Wie verschiedene Quellen zur gesamten Information beitragen, kann sehr unterschiedlich sein. Während einige Informationen nur von der einen oder anderen Quelle stammen und somit einzigartig sind, sind andere Teile in mehreren Quellen vorhanden und folglich redundant. Oder es sind mehrere Quellen gleichzeitig erforderlich, um eine Teilinformation zu entschlüsseln. Diese Teile werden entsprechend als synergetisch bezeichnet.

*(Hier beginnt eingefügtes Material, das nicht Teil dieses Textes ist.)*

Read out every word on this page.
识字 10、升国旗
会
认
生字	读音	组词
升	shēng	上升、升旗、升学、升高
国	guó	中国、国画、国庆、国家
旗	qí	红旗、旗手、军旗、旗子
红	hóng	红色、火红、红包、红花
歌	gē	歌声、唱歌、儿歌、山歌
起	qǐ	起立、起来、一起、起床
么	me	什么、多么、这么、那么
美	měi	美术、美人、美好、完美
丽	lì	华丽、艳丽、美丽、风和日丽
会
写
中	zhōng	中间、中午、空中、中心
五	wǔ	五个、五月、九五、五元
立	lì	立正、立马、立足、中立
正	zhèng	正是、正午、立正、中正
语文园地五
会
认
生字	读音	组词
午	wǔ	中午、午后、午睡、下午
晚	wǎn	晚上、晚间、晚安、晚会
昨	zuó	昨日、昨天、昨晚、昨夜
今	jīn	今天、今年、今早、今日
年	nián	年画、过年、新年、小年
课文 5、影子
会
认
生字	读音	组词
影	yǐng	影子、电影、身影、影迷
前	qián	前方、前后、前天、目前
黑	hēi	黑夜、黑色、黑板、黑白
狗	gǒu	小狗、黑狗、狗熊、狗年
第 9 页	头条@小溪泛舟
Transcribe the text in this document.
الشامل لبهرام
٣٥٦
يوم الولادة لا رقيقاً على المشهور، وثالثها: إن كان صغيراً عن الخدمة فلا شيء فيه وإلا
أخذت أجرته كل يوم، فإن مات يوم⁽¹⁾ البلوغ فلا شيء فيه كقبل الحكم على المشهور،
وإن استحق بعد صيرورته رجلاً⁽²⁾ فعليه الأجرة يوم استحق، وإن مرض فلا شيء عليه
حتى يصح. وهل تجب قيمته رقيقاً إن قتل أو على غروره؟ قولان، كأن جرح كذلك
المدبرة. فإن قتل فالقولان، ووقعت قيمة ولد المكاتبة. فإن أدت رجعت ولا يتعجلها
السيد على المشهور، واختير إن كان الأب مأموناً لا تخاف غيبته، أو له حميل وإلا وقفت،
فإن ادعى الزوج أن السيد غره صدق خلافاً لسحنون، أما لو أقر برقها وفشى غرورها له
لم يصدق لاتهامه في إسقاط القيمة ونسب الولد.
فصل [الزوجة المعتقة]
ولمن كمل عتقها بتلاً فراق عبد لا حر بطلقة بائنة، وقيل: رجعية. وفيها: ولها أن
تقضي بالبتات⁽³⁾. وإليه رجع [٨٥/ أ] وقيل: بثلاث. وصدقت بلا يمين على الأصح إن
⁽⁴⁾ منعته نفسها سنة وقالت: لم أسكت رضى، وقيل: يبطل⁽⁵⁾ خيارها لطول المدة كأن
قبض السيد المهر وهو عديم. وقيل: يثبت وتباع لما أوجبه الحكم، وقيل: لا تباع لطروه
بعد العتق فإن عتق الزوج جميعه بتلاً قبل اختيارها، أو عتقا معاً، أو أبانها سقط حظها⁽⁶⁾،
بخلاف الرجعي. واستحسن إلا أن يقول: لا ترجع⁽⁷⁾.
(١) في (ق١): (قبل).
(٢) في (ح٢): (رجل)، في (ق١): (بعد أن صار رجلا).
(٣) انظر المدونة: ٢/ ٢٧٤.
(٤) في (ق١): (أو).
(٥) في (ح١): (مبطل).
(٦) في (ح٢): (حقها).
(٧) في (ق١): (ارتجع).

In den Neurowissenschaften betrifft dies die Frage, welches Neuron für welche Information zuständig ist. Manche Informationen sind von jedem Neuron zugänglich, manche nur, wenn mehrere Neuronen zusammenarbeiten – wie bei einem verschlüsselten Text, der nur verständlich ist, wenn er mit dem entsprechenden Passwort kombiniert wird.
Mathematisch gesprochen enthalten mehrere Quellvariablen Teilinformationen über die Zielvariable. Die in der Zielvariablen enthaltene Information kann nicht komplett erschlossen werden, wenn lediglich eine der Quellvariablen bekannt ist. Hier ist entscheidend, um wieviel die Unsicherheit über eine Variable verringert werden kann, wenn nur eine Quellvariable betrachtet wird. Hierdurch erhält man jedoch keinen Einblick, ob Informationen auf einzigartige, redundante oder synergetische Weise unter den Quellen verteilt sind. Diesen weiteren Schritt ermöglicht die sogenannte Informationszerlegung.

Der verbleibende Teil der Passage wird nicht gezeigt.